Badger,
Let me reexplain even though I go through it on my buildalongs.
So what I do is loop the string over the nocks, stretch it taught, mark it, and measure down 10 inches. String length is a little over the length of the limb.
Then I begin to get the limbs bending well and reduce the weight.
I aim for target weight + 5# at 10 inches of string movement...NOT tip movement. The tips move at best 2-3 inches in a finished bow.Then I string it. Low brace. This puts me 10-15# over target weight which is enough for me to tiller the bow. But the limbs are not too heavy to string the bow without needlessly stressing the limbs.
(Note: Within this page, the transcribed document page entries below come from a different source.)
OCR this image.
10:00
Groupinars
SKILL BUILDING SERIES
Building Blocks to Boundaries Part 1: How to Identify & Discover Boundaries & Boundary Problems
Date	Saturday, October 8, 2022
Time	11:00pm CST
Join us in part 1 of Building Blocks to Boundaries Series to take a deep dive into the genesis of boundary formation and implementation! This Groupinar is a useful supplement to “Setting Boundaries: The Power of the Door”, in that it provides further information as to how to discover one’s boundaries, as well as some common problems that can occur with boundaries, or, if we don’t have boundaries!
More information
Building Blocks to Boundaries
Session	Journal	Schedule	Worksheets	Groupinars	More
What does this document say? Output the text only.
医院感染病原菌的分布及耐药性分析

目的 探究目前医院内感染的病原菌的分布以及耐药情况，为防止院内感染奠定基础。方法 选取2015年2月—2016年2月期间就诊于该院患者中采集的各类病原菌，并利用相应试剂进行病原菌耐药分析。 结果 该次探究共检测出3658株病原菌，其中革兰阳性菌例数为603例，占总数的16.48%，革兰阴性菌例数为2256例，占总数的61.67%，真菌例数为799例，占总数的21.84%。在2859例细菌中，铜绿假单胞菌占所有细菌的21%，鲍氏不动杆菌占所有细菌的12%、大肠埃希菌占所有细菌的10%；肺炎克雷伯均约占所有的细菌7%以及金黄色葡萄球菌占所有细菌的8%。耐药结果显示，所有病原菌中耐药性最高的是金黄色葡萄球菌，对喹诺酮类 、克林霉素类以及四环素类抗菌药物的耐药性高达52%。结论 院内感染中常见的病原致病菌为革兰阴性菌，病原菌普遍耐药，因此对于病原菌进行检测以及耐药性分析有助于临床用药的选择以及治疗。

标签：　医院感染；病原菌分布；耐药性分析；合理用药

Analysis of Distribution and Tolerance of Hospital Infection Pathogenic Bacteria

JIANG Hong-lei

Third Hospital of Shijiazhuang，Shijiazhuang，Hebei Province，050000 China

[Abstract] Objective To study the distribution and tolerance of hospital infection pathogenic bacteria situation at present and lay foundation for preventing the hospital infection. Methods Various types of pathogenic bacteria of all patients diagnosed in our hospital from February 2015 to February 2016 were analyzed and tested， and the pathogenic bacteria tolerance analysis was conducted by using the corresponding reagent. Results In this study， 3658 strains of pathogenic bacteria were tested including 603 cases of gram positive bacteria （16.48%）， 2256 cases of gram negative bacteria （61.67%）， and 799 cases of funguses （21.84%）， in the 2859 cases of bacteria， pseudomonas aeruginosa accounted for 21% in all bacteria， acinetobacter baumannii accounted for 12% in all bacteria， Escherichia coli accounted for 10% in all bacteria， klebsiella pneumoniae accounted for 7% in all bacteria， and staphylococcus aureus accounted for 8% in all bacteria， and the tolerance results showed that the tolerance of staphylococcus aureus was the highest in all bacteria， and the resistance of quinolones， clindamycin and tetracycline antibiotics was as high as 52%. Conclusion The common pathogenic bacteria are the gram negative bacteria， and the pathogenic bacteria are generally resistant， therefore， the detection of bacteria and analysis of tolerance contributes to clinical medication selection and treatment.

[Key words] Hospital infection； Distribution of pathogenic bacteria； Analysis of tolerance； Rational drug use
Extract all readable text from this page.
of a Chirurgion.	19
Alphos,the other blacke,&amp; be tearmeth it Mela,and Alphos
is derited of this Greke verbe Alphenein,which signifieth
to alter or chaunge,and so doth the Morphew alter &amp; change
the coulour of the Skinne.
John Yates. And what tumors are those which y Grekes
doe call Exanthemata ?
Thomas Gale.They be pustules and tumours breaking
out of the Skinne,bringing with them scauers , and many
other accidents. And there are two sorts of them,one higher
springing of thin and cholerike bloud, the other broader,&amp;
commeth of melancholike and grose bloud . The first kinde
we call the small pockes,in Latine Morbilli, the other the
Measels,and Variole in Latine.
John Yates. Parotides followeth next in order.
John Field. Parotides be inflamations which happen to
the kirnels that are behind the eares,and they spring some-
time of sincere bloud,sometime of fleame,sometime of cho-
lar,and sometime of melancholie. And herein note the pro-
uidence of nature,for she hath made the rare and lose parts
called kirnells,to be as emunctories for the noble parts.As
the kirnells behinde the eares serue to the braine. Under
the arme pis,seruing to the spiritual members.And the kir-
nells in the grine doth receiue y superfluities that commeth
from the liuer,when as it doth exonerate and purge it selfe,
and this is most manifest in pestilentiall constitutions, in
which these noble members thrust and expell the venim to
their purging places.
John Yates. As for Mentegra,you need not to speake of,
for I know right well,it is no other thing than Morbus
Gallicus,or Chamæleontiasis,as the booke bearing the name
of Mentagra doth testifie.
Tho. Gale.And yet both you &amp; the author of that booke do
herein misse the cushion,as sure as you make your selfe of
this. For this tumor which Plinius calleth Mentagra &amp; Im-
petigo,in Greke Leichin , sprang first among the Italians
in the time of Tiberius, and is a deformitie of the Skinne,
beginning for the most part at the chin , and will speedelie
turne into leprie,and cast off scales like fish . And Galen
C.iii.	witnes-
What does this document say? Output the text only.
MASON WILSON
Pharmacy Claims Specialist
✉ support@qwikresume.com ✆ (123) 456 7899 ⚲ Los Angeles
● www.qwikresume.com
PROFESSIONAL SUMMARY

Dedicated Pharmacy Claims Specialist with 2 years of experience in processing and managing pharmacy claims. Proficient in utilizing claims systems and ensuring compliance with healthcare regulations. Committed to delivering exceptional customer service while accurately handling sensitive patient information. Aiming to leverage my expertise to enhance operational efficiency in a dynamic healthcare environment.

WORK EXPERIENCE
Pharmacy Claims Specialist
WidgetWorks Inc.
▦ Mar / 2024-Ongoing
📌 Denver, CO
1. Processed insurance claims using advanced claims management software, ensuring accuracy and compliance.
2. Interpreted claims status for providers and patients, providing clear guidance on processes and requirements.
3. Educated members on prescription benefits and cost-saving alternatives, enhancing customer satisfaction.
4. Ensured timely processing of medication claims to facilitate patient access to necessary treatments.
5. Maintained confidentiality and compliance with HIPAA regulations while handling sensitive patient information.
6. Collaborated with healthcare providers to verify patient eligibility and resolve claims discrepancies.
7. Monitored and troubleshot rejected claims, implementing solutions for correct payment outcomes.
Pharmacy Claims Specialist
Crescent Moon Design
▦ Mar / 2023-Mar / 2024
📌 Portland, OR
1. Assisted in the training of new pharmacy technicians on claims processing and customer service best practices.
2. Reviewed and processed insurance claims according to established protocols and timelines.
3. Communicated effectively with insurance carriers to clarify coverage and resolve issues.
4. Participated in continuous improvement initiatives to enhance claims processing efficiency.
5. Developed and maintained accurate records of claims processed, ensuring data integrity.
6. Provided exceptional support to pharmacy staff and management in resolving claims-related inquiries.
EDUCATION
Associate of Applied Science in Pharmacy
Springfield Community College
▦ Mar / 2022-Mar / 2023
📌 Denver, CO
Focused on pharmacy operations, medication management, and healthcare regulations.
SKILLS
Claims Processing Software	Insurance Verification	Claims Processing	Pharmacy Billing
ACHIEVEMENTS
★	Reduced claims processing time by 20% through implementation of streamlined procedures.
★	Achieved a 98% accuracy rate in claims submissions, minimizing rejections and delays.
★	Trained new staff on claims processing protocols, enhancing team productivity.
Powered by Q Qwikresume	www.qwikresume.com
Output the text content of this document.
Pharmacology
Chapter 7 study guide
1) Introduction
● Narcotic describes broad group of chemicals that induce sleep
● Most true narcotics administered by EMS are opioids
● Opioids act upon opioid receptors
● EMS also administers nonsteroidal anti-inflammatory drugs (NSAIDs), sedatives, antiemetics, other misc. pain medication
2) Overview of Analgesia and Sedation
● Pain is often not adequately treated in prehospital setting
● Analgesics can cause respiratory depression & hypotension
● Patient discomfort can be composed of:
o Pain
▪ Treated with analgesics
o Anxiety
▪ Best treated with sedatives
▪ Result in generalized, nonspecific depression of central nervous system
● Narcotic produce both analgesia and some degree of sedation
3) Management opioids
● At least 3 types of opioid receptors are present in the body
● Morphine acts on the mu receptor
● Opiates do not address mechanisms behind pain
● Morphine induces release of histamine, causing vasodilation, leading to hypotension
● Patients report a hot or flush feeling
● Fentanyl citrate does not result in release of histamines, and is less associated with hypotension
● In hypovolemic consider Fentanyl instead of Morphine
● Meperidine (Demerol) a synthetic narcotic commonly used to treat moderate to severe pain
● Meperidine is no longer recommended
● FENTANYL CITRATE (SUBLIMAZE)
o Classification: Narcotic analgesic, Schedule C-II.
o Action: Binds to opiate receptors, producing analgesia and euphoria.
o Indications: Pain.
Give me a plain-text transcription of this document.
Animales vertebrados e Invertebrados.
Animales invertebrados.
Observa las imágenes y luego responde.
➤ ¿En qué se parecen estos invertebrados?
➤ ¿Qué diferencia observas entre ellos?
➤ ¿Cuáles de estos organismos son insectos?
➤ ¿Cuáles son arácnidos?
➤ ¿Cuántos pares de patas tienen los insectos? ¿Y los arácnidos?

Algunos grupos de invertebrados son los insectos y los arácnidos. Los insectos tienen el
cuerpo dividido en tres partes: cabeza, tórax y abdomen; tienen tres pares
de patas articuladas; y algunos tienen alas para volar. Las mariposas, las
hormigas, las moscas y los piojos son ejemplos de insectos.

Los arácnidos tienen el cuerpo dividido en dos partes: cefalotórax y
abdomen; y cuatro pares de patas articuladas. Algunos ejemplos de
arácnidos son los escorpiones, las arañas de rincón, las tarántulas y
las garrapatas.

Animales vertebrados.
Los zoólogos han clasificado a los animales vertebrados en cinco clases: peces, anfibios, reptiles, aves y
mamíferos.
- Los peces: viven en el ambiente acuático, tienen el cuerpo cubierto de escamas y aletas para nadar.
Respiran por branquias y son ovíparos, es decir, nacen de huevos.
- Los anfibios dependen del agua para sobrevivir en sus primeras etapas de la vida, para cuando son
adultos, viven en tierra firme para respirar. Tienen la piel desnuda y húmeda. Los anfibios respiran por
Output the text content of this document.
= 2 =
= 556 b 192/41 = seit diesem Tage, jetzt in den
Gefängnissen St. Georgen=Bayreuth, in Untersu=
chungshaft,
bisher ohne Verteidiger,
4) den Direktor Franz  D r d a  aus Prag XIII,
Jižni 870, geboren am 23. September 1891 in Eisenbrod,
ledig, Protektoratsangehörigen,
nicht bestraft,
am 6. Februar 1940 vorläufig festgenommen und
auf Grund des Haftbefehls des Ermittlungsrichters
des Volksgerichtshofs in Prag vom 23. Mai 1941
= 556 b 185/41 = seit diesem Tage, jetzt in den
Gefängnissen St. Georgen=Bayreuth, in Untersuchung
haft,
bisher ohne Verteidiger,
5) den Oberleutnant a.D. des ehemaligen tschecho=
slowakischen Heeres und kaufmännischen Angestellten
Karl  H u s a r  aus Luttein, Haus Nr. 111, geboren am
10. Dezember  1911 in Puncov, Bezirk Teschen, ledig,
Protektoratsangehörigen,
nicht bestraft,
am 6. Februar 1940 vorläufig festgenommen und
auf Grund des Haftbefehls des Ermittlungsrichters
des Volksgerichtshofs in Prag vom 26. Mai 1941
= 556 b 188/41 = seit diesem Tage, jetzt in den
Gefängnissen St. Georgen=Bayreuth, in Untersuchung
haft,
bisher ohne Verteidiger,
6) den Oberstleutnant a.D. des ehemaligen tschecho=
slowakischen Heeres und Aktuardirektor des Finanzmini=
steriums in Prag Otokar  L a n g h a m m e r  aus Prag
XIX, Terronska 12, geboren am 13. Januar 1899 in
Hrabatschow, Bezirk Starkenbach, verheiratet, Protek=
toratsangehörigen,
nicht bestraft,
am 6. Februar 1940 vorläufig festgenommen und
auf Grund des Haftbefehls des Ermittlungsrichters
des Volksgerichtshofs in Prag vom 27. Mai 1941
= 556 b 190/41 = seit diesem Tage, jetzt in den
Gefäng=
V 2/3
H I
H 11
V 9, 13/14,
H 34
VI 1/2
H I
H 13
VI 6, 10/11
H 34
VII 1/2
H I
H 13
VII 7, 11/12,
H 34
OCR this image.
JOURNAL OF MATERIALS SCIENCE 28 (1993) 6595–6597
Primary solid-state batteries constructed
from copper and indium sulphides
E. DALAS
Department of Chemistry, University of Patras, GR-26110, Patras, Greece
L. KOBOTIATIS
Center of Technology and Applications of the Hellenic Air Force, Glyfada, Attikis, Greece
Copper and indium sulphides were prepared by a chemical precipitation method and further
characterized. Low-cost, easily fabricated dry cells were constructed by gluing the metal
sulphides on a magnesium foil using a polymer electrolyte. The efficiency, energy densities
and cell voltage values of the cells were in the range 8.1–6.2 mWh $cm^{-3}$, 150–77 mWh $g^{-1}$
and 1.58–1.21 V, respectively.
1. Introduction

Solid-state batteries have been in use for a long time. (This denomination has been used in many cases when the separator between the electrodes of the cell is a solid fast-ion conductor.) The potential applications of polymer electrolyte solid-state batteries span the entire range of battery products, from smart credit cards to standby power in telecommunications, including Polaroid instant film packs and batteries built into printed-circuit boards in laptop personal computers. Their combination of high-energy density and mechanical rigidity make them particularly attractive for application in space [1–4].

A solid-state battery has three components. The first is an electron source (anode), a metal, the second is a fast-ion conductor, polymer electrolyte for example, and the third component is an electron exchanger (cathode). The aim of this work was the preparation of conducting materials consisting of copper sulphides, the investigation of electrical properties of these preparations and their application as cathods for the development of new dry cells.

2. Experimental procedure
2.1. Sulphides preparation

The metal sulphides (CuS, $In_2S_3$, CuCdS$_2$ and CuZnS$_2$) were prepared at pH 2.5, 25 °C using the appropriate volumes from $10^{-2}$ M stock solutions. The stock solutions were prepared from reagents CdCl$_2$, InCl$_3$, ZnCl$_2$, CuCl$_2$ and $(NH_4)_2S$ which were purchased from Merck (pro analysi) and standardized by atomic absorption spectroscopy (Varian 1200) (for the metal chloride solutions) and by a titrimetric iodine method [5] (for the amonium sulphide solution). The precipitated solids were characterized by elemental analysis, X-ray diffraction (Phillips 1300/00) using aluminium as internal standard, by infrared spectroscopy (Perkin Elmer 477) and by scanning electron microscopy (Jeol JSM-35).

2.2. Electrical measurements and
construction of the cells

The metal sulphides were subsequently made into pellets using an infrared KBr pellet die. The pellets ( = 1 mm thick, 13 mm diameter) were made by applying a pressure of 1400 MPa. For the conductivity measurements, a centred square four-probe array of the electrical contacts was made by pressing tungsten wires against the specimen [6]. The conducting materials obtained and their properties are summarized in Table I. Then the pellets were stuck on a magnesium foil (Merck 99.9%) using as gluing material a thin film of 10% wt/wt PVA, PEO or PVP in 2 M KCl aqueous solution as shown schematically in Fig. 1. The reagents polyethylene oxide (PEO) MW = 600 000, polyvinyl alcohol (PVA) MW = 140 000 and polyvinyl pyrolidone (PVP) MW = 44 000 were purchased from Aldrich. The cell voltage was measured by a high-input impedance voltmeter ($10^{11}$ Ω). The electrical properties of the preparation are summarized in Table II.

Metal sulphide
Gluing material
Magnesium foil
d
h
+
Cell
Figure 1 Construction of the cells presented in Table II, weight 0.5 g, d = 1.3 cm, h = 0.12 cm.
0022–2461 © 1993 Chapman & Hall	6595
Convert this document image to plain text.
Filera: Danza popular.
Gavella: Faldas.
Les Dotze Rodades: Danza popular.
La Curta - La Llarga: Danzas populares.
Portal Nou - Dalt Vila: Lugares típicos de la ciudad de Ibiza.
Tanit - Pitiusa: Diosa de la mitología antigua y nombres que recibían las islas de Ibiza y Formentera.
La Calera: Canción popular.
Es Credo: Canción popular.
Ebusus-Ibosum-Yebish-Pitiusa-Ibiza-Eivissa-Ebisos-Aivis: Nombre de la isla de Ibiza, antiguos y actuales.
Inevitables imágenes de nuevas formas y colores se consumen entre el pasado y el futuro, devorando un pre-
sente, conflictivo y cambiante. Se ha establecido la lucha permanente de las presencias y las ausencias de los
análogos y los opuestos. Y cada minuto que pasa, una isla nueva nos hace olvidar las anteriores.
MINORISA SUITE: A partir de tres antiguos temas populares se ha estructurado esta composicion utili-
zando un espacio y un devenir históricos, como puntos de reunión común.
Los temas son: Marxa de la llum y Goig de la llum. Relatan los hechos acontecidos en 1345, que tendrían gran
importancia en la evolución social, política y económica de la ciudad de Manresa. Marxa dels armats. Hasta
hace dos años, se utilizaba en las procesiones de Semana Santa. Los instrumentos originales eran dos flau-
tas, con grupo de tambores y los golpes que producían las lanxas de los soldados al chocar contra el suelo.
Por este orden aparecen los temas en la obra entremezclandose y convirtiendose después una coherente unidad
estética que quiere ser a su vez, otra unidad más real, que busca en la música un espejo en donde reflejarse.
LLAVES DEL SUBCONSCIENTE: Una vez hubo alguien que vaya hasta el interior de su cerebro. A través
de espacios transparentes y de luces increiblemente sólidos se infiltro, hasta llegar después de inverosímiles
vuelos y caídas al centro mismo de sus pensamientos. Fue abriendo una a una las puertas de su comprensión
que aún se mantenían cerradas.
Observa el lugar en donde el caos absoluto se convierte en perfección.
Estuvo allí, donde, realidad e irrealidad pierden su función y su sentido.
I've tested it. It works. I've used it since the early 90s.
"String movement tells you exactly nothing unless you start the string from the exact same place every time. (I start at the same place).Just reading the weight where you are at is far more accurate and it doesn't even matter all that much how much slack is in your string as long as you are somewhere between 2" and 10" slack it will read very much the same at the same draw length. (Yes, we are making in roads. I do measure weight as I go along. I told you this last time we discussed this. The length of the long string doesn't matter much). Not trying to disagree with you but string movement doesn't tell anything. (It tells you how well the limbs are bending and if you measure the weight at 10" it predicts the future bow weight.)"
So that's how I determine when the bow is ready for the short string.